Lucas esbozó una sonrisa triste.

—¿Tan maricón?

—Lucas, he venido a pedirte perdón. A disculparme. No habrás creído todas esas tonterías de que te fueras del grupo, ¿verdad? Eh, ¿no lo habrás creído? Anda, dame una copa, esto me duele mucho.

—¿Y a mí? ¿Crees que a mí no me duele?

Flores gritó:

—¡Ya está bien! ¡Te he pedido perdón! —Se calmó como por ensalmo y suspiró con fuerza—. ¿Qué tengo que hacer?

Lucas comenzó a reírse. Abría la boca y echaba el cuerpo hacia atrás sin poderse contener. Flores lo miraba atónito. Se calmó poco a poco. De sus ojos salían lágrimas.

—¿Qué te ocurre ahora? ¿Es que te has vuelto loco?

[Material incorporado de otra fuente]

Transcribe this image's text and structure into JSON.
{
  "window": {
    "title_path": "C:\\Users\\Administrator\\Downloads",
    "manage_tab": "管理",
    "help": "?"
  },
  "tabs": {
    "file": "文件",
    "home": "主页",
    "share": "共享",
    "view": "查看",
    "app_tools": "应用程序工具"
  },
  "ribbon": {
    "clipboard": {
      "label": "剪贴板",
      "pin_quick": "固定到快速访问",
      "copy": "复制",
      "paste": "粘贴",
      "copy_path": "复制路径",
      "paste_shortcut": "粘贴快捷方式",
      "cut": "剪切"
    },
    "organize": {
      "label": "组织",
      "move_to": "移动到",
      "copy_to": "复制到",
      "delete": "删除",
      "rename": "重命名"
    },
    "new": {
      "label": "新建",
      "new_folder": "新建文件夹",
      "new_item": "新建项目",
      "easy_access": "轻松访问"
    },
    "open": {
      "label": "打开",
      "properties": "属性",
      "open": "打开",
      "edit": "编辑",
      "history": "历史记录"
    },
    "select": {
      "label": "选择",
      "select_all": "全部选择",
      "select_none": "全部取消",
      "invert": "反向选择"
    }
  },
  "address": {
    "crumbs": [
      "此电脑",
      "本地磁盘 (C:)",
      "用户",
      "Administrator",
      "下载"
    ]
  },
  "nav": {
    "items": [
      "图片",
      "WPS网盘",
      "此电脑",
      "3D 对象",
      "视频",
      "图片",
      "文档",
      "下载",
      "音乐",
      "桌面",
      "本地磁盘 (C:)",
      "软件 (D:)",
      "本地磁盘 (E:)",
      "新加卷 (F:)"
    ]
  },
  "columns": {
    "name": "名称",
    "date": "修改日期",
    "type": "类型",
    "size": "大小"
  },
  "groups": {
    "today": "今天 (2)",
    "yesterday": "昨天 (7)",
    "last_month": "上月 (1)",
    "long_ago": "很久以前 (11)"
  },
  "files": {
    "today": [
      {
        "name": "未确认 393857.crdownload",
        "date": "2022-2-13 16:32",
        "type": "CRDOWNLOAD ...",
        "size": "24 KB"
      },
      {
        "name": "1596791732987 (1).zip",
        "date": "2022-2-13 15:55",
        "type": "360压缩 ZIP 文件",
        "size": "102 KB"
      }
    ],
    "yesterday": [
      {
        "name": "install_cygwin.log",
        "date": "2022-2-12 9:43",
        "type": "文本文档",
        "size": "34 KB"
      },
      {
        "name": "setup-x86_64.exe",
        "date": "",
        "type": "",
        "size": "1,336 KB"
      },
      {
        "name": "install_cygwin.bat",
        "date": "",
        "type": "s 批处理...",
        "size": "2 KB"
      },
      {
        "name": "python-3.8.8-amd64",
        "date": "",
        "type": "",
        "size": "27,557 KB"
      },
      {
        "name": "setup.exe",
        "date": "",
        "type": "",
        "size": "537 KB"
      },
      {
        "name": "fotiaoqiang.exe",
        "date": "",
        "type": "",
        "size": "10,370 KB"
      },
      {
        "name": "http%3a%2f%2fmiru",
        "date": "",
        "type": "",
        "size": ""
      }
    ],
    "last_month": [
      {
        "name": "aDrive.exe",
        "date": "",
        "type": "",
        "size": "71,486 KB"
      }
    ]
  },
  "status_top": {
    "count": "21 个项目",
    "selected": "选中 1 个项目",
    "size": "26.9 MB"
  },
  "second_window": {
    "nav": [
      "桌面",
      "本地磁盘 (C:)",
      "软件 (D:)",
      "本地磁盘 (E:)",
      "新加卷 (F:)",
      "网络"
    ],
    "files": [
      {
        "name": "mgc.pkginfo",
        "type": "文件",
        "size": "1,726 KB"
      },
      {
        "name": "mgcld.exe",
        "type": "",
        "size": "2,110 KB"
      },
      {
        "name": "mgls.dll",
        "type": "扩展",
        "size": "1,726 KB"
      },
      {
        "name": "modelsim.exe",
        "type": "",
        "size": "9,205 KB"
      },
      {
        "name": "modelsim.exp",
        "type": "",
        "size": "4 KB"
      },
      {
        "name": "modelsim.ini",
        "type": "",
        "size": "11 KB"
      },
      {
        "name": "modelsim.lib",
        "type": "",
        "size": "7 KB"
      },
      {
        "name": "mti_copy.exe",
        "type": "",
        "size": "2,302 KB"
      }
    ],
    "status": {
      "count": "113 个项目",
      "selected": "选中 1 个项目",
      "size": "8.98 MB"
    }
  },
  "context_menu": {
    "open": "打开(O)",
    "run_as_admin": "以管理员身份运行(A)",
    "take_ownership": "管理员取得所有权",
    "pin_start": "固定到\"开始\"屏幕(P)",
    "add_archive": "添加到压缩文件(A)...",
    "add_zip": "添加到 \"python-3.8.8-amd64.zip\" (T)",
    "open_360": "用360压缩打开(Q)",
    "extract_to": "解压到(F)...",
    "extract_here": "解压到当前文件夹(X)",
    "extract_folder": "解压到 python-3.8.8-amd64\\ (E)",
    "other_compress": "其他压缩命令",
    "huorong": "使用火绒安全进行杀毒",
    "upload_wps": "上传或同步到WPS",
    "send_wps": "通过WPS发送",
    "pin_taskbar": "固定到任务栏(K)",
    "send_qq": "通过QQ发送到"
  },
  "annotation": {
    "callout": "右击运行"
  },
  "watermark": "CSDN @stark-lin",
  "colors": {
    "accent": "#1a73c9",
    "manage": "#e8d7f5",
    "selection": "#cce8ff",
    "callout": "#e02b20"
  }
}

—No, Manuel, nunca he estado tan cuerdo. —Lo tomó del codo y lo condujo fuera del vestíbulo, al pasillo que llevaba al comedor—. Ven, vamos a ver si queda algo de coñac.

Aníbal, el gato, estaba acurrucado en el sillón. Sobre la mesa descansaba el revólver de reglamento de Lucas. El reloj de pared tenía la esfera destrozada.

—Hace poco que me ha llamado Carmela, estaba preocupada por mí, creía que estaba enfermo. —Cogió el revólver, lo miró y se lo guardó en la funda de la cintura—. Me ha contado la historia de Cárcer y la llamada del chantajista del sida.

—De eso quería hablarte, mira…

Lucas lo interrumpió con un gesto de la mano.

—Carmela me ha dicho que ya saben el nombre verdadero de esa chica y que están investigando a su marido…, un antiguo capitán de la Legión. Cuando tú has llamado, me estaba preparando para volver a la brigada.